The actual construction of modules has been one of the major choke points for big modular projects in the U.S., according to MiTek’s Ullom, who says there just aren’t enough factories and companies capable of building them at prices that can compete with factories in places with lower labor costs. “To date, most of the high-rise modular buildings that have been built in the U.S. are built using offshore labor,” he says. According to a recent report on the anticipated growth of the modular construction market, most factories are located outside of the United States.


Striking a balance between improving the efficiency of construction and maintaining jobs will be a challenge. Ullom says the company has been in talks with about six large general contractors. But as a former general contractor himself, he knows they’ll take some convincing. “It’s a big leap to go from the way we build today to, ‘Oh, we’re going to go do this in a plant,’” he says.
One of the ways MiTek may get general contractors on board is by finishing as much of the module as possible in its own factory, sending the flat-packed boxes to pop-up plants with labeled boxes of precut parts that construction workers would simply need to put together—more Ikea than Lego. Ullom says the company will be spending the rest of the year refining its processes, and plans to build more prototypes in the fall. He hopes MiTek will begin module production early next year.
But neither MiTek nor Berkshire Hathaway is in any rush to go to market. Forster says they’re approaching this as a long-term investment in determining precisely how to disrupt the construction industry. “This probably comes from Mr. Buffett,” Forster says. “Not a lot of companies can say I’m taking a 10-year look at this.”
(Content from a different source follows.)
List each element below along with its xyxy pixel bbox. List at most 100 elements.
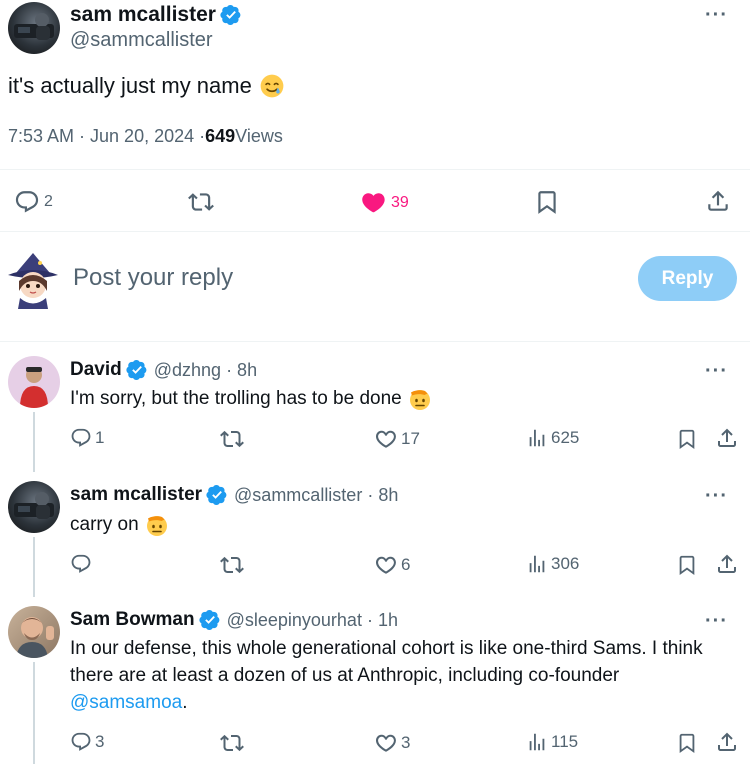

Even with that time and the luxury of Berkshire Hathaway’s deep pockets, a lot about the construction industry would have to change for something like this to succeed, from the work practices of general contractors to local permitting rules to building inspections inside manufacturing and assembly facilities. MiTek wouldn’t release the names, but it claims to be in high-level talks with two major national builders about implementing its approach on future projects. If that were to happen, and if the company is able to get its module-based approach off the ground, construction could become faster and cheaper. For now, these are big ifs. History suggests they won’t be overcome easily.